3: demonstrated progress toward gender equality and the empowerment of women by eliminating gender disparity in primary and secondary education by 2005;

4: a reduction by two-thirds in the mortality rates for infants and children under age 5 and a reduction by three-fourths in maternal mortality, all by 2015;

6: access through the primary health-care system to reproductive health services for all individuals of appropriate ages as soon as possible and no later than the year 2015.

7: the current implementation of national strategies for sustainable development in all countries by 2005, so as to ensure that current trends in the loss of environmental resources are effectively reversed at both global and national levels by 2015.

8: We commit ourselves to do the utmost to help:

  • first, by a willingness to make mutual commitments with our development partners, supported by adequate resources;
  • second, by improving the co-ordination of assistance in support of locally-owned development strategies; and
  • third, by a determined effort to achieve coherence between aid policies and other policies which impact on developing countries.

A Better World for All (2000)

1: Reduce the proportion of people living in extreme poverty by half between 1990 and 2015

2: Enrol all children in primary school by 2015

3: Make progress towards gender equality and empowering women by eliminating gender disparities in primary and secondary education by 2005

4: Reduce infant and child mortality rates by two-thirds between 1990 and 2015

5: Reduce maternal mortality ratios by three-quarters between 1990 and 2015

6: Provide access for all who need reproductive health services by 2015

7: Implement national strategies for sustainable development by 2005 so as to reverse the loss of environmental resources by 2015

United Nations Millennium Development Goals - MDGs

MDG 1: Eradicate extreme poverty and hunger

  • Reduce by half the proportion of people living on less than a dollar a day
  • Reduce by half the proportion of people who suffer from hunger

MDG 2:Achieve universal primary education

Ensure that all boys and girls complete a full course of primary schooling

MDG 3: Promote gender equality and empower women

Eliminate gender disparity in primary and secondary education preferably by 2005, and at all levels by 2015

MDG 4: Reduce child mortality

Reduce by two thirds the mortality rate among children under five

MDG 5: Improve maternal health

Reduce by three quarters the maternal mortality ratio

MDG 6: Combat HIV/AIDS, malaria and other diseases

  • Halt and begin to reverse the spread of HIV/AIDS

Halt and begin to reverse the incidence of malaria and other major diseases

MDG 7: Ensure environmental sustainability

  • Integrate the principles of sustainable development into country policies and programmes; reverse loss of environmental resources
  • Reduce by half the proportion of people without sustainable access to safe drinking water

Achieve significant improvement in lives of at least 100 million slum dwellers, by 2020

MDG 8: Develop a global partnership for development

  • Develop further an open trading and financial system that is rule-based, predictable and non-discriminatory.
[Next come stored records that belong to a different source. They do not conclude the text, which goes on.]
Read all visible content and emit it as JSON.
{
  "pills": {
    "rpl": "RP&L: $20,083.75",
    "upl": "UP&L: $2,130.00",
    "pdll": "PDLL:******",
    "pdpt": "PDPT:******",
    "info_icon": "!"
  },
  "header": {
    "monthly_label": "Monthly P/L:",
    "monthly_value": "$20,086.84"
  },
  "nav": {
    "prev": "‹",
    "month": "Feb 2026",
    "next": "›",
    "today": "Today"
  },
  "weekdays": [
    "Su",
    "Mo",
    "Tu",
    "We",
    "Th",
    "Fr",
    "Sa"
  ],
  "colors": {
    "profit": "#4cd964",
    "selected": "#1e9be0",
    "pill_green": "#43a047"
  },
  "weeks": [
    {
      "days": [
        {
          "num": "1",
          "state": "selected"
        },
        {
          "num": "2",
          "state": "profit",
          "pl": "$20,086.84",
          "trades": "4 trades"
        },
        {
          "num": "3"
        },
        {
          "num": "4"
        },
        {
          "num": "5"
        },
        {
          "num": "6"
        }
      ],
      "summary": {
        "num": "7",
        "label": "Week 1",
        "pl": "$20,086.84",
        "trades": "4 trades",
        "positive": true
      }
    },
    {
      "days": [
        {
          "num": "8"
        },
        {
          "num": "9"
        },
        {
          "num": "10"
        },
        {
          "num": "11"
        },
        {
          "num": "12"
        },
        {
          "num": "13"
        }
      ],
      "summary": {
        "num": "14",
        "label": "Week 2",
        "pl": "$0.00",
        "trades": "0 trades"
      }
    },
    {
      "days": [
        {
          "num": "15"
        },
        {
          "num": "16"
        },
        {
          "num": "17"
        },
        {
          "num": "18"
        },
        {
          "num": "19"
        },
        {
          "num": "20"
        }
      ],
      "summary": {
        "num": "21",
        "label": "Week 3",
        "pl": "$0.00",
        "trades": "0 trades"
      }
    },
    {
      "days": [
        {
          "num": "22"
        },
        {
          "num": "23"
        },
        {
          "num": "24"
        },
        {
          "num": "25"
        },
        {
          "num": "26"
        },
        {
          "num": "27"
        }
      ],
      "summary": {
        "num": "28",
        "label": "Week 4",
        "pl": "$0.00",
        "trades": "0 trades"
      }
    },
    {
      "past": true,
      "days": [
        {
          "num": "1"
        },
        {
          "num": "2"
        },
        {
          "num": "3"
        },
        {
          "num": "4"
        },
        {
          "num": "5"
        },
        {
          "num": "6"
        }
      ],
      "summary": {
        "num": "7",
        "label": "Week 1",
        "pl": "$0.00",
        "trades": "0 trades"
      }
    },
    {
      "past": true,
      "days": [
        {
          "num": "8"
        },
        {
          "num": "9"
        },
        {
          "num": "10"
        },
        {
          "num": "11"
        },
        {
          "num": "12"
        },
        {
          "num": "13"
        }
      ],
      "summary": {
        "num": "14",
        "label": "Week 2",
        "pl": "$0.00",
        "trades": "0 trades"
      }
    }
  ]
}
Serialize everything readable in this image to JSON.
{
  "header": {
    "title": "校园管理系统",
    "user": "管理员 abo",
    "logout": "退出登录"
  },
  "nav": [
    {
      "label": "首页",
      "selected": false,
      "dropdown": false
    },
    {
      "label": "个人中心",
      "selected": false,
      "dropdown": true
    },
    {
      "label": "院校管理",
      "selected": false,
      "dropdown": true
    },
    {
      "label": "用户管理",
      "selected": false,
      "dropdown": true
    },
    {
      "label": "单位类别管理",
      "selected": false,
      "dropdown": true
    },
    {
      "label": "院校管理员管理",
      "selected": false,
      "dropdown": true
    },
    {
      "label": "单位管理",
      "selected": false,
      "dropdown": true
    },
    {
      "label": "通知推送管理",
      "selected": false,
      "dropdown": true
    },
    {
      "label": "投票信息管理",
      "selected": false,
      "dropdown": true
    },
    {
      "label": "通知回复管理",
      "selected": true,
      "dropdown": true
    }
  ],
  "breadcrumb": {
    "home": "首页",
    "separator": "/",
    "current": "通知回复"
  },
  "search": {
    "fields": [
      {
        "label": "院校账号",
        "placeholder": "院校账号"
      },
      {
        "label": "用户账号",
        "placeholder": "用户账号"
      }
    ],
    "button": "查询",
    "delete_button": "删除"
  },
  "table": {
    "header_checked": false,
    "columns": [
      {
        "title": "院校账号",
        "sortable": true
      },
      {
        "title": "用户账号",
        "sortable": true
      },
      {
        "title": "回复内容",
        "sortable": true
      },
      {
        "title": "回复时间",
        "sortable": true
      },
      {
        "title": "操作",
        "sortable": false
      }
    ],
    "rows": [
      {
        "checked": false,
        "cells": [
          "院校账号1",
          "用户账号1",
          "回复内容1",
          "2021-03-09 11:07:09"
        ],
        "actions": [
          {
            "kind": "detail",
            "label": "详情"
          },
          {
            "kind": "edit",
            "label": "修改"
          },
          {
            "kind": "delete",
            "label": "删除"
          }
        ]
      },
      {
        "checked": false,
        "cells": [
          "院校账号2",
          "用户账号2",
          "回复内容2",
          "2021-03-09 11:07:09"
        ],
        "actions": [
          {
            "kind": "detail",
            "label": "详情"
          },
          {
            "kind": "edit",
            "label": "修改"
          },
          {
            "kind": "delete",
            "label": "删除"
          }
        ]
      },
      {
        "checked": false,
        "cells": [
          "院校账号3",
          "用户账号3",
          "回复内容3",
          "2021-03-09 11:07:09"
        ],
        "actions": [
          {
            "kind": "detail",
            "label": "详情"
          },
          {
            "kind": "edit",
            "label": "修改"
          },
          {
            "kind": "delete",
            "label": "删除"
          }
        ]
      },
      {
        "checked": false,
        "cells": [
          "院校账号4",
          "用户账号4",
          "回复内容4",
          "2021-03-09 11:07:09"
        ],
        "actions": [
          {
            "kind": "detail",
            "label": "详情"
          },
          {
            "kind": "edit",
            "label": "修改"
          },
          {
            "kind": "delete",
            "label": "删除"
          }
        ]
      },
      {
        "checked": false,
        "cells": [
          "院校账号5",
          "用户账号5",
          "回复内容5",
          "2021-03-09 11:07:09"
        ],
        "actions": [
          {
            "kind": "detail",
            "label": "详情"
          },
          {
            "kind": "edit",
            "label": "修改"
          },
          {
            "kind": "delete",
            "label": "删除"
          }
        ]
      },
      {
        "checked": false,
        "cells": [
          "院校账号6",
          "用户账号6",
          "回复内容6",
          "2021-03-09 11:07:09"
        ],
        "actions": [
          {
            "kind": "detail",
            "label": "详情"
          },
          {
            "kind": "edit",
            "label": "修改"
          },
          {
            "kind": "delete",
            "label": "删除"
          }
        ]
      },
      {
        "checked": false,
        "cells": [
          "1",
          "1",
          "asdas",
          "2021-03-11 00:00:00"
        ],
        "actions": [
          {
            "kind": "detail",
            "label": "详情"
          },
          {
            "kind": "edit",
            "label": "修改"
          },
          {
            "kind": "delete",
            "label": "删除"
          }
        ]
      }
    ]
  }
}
Includes a commitment to good governance, development and poverty reduction—nationally and internationally
  • Address the least developed countries’ special needs. This includes tariff- and quota-free access for their exports; enhanced debt relief for heavily indebted poor countries; cancellation of official bilateral debt; and more generous official development assistance for countries committed to poverty reduction
  • Address the special needs of landlocked and small island developing States
  • Deal comprehensively with developing countries’ debt problems through national and international measures to make debt sustainable in the long term
  • In cooperation with the developing countries, develop decent and productive work for youth
  • In cooperation with pharmaceutical companies, provide access to affordable essential drugs in developing countries

In cooperation with the private sector, make available the benefits of new technologies—especially information and communications technologies.